One of the earliest and most famous cross-site scripting attacks came in 2005, when enterprising MySpace user Samy Kamkar figured out that he could insert JavaScript code into his profile that would automatically make friends with anyone who visited the page—and also copy the code into his new friends’ profiles, so anyone who visited those pages also friended him. (The script made sure that each of Kamkar’s new friends had him as one of their “Top 8,” something we’re afraid you really had to have been there at the time to understand, but trust us when we say it was important.) Within 24 hours, he had made more than a million friends and forced MySpace to briefly take its entire site offline.

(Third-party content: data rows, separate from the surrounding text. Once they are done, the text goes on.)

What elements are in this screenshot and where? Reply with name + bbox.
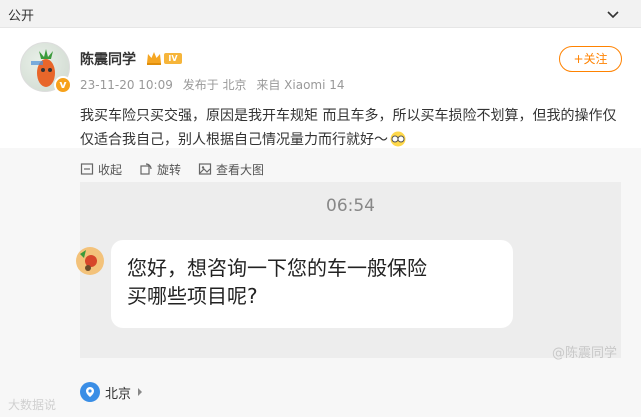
verified-badge: v — [54, 76, 72, 94]
rotate-label: 旋转 — [157, 162, 182, 177]
view-large-image-button[interactable]: 查看大图 — [198, 160, 264, 178]
visibility-bar: 公开 — [0, 0, 641, 28]
post-body: 我买车险只买交强，原因是我开车规矩 而且车多，所以买车损险不划算，但我的操作仅仅… — [80, 108, 617, 148]
level-badge: IV — [164, 53, 182, 64]
chat-time: 06:54 — [326, 196, 375, 216]
follow-button[interactable]: +关注 — [559, 46, 622, 72]
rotate-icon — [140, 163, 152, 175]
chat-bubble-line2: 买哪些项目呢? — [127, 284, 258, 308]
post-timestamp[interactable]: 23-11-20 10:09 — [80, 78, 173, 92]
post-location-meta: 发布于 北京 — [182, 78, 247, 92]
chevron-down-icon[interactable] — [605, 6, 621, 22]
post-meta: 23-11-20 10:09 发布于 北京 来自 Xiaomi 14 — [80, 76, 351, 93]
post-image[interactable]: 06:54 您好，想咨询一下您的车一般保险 买哪些项目呢? — [76, 182, 621, 358]
chat-bubble: 您好，想咨询一下您的车一般保险 买哪些项目呢? — [111, 240, 513, 328]
location-tag[interactable]: 北京 — [80, 380, 144, 404]
author-avatar[interactable]: v — [20, 42, 72, 94]
location-label: 北京 — [105, 386, 132, 402]
post-text: 我买车险只买交强，原因是我开车规矩 而且车多，所以买车损险不划算，但我的操作仅仅… — [80, 104, 625, 152]
image-icon — [198, 163, 212, 175]
media-actions: 收起 旋转 查看大图 — [80, 160, 264, 178]
collapse-icon — [80, 163, 94, 175]
chat-avatar — [74, 244, 104, 278]
chat-bubble-line1: 您好，想咨询一下您的车一般保险 — [127, 256, 427, 280]
author-name[interactable]: 陈震同学 — [80, 49, 136, 69]
post-source: 来自 Xiaomi 14 — [256, 78, 345, 92]
glasses-emoji-icon — [390, 131, 406, 147]
collapse-button[interactable]: 收起 — [80, 160, 122, 178]
visibility-label: 公开 — [8, 9, 35, 24]
rotate-button[interactable]: 旋转 — [139, 160, 181, 178]
view-large-image-label: 查看大图 — [216, 162, 265, 177]
image-watermark: @陈震同学 — [551, 346, 617, 361]
crown-icon — [147, 52, 161, 65]
location-pin-icon — [80, 382, 100, 402]
collapse-label: 收起 — [98, 162, 123, 177]
corner-watermark: 大数据说 — [8, 398, 57, 412]
chevron-right-icon — [138, 388, 143, 396]
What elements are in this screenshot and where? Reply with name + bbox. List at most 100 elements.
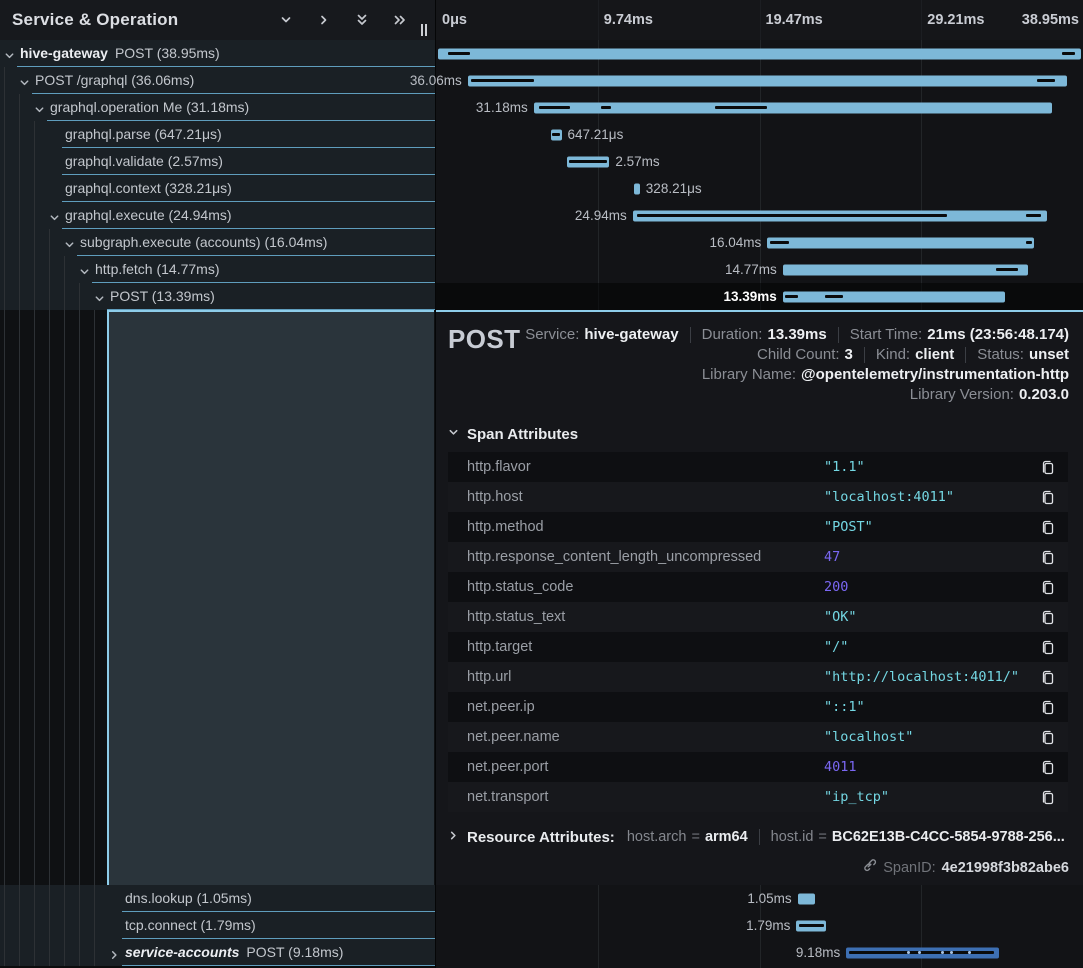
- copy-icon[interactable]: [1038, 758, 1056, 776]
- copy-icon[interactable]: [1038, 458, 1056, 476]
- span-tree-row[interactable]: graphql.context (328.21μs): [0, 175, 435, 202]
- span-tree-row[interactable]: hive-gatewayPOST (38.95ms): [0, 40, 435, 67]
- timeline-row[interactable]: [436, 40, 1083, 67]
- duration-label: 24.94ms: [575, 202, 627, 229]
- duration-label: 13.39ms: [724, 283, 777, 310]
- span-duration-bar[interactable]: [633, 210, 1047, 221]
- copy-icon[interactable]: [1038, 578, 1056, 596]
- span-tree-row[interactable]: subgraph.execute (accounts) (16.04ms): [0, 229, 435, 256]
- span-tree-row[interactable]: graphql.execute (24.94ms): [0, 202, 435, 229]
- timeline-row[interactable]: 31.18ms: [436, 94, 1083, 121]
- attribute-key: http.status_text: [467, 609, 824, 625]
- span-duration-bar[interactable]: [468, 75, 1067, 86]
- collapse-one-icon[interactable]: [279, 13, 293, 27]
- span-tree-row[interactable]: service-accountsPOST (9.18ms): [0, 939, 435, 966]
- meta-divider: [838, 327, 839, 343]
- timeline-row[interactable]: 36.06ms: [436, 67, 1083, 94]
- span-detail-header: POST Service:hive-gatewayDuration:13.39m…: [448, 322, 1069, 403]
- timeline-row[interactable]: 647.21μs: [436, 121, 1083, 148]
- attribute-key: http.url: [467, 669, 824, 685]
- indent-guide: [49, 283, 50, 310]
- span-duration-bar[interactable]: [783, 264, 1028, 275]
- indent-guide: [19, 202, 20, 229]
- chevron-down-icon[interactable]: [64, 237, 75, 248]
- meta-field: Start Time:21ms (23:56:48.174): [850, 326, 1069, 343]
- chevron-right-icon[interactable]: [109, 947, 120, 958]
- child-span-marker: [1062, 52, 1075, 55]
- chevron-down-icon[interactable]: [94, 291, 105, 302]
- span-duration-bar[interactable]: [634, 183, 640, 194]
- span-tree-row[interactable]: graphql.operation Me (31.18ms): [0, 94, 435, 121]
- resource-divider: [759, 829, 760, 845]
- chevron-down-icon[interactable]: [79, 264, 90, 275]
- timeline-row[interactable]: 9.18ms: [436, 939, 1083, 966]
- span-tree-row[interactable]: http.fetch (14.77ms): [0, 256, 435, 283]
- chevron-down-icon[interactable]: [19, 75, 30, 86]
- column-resizer-grip[interactable]: [421, 24, 429, 36]
- child-span-marker: [849, 951, 994, 954]
- span-title: POST: [448, 322, 520, 355]
- span-duration-bar[interactable]: [567, 156, 610, 167]
- attribute-key: http.method: [467, 519, 824, 535]
- timeline-row[interactable]: 24.94ms: [436, 202, 1083, 229]
- resource-key: host.id: [771, 829, 814, 845]
- expand-all-icon[interactable]: [393, 13, 407, 27]
- child-span-marker: [770, 241, 789, 244]
- copy-icon[interactable]: [1038, 488, 1056, 506]
- copy-icon[interactable]: [1038, 518, 1056, 536]
- copy-icon[interactable]: [1038, 668, 1056, 686]
- collapse-all-icon[interactable]: [355, 13, 369, 27]
- indent-guide: [49, 912, 50, 939]
- span-id-row: SpanID: 4e21998f3b82abe6: [448, 858, 1069, 878]
- indent-guide: [19, 310, 20, 885]
- indent-guide: [94, 885, 95, 912]
- copy-icon[interactable]: [1038, 728, 1056, 746]
- timeline-row[interactable]: 13.39ms: [436, 283, 1083, 310]
- span-tree-row[interactable]: POST /graphql (36.06ms): [0, 67, 435, 94]
- expand-one-icon[interactable]: [317, 13, 331, 27]
- span-tree-row[interactable]: dns.lookup (1.05ms): [0, 885, 435, 912]
- meta-label: Start Time:: [850, 326, 923, 343]
- span-duration-bar[interactable]: [534, 102, 1052, 113]
- span-duration-bar[interactable]: [438, 48, 1081, 59]
- span-tree-row[interactable]: tcp.connect (1.79ms): [0, 912, 435, 939]
- span-tree-row[interactable]: POST (13.39ms): [0, 283, 435, 310]
- resource-attributes-row[interactable]: Resource Attributes: host.arch=arm64host…: [448, 828, 1069, 846]
- chevron-down-icon[interactable]: [49, 210, 60, 221]
- timeline-row[interactable]: 16.04ms: [436, 229, 1083, 256]
- span-duration-bar[interactable]: [767, 237, 1034, 248]
- indent-guide: [4, 939, 5, 966]
- timeline-row[interactable]: 2.57ms: [436, 148, 1083, 175]
- meta-label: Service:: [525, 326, 579, 343]
- span-duration-bar[interactable]: [798, 893, 815, 904]
- copy-icon[interactable]: [1038, 788, 1056, 806]
- timeline-row[interactable]: 328.21μs: [436, 175, 1083, 202]
- indent-guide: [34, 175, 35, 202]
- timeline-row[interactable]: 1.05ms: [436, 885, 1083, 912]
- copy-icon[interactable]: [1038, 698, 1056, 716]
- span-name-label: http.fetch (14.77ms): [95, 256, 220, 283]
- copy-icon[interactable]: [1038, 548, 1056, 566]
- meta-divider: [690, 327, 691, 343]
- span-duration-bar[interactable]: [551, 129, 562, 140]
- indent-guide: [4, 283, 5, 310]
- child-span-dot: [968, 951, 971, 954]
- timeline-row[interactable]: 1.79ms: [436, 912, 1083, 939]
- indent-guide: [34, 148, 35, 175]
- copy-icon[interactable]: [1038, 638, 1056, 656]
- chevron-down-icon[interactable]: [4, 48, 15, 59]
- timeline-row[interactable]: 14.77ms: [436, 256, 1083, 283]
- span-name-label: tcp.connect (1.79ms): [125, 912, 256, 939]
- indent-guide: [19, 885, 20, 912]
- span-duration-bar[interactable]: [796, 920, 826, 931]
- indent-guide: [19, 256, 20, 283]
- span-tree-row[interactable]: graphql.validate (2.57ms): [0, 148, 435, 175]
- span-name-label: graphql.parse (647.21μs): [65, 121, 222, 148]
- span-duration-bar[interactable]: [783, 291, 1006, 302]
- span-attributes-section-header[interactable]: Span Attributes: [448, 425, 1069, 443]
- chevron-down-icon[interactable]: [34, 102, 45, 113]
- span-tree-row[interactable]: graphql.parse (647.21μs): [0, 121, 435, 148]
- span-duration-bar[interactable]: [846, 947, 999, 958]
- copy-icon[interactable]: [1038, 608, 1056, 626]
- link-icon[interactable]: [862, 858, 877, 878]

The so-called Samy worm turned out to be mostly harmless. But others were much more troubling:

• Ebay for years had XSS vulnerabilities that allowed hackers to steal user login credentials
• XSS attackers managed to steal V-Bucks from Fortnite players in 2019
• The hacker group Magecart hit British Airways in 2018 with an XSS attack, stealing hundreds of thousands of user identities

And cross-site scripting remains a major threat today. Since 2021, XSS vulnerabilities have been found in the Zimbra email platform, WordPress, and the Nagios open source IT management platform. And remember, hackers generally don’t use attack techniques in isolation: cross-site scripting is one component in a complex and recently discovered form of attack using wildcard TLS certificates called ALPACA, for instance. You need to make sure your XSS vulnerabilities are closed to stave off big risks.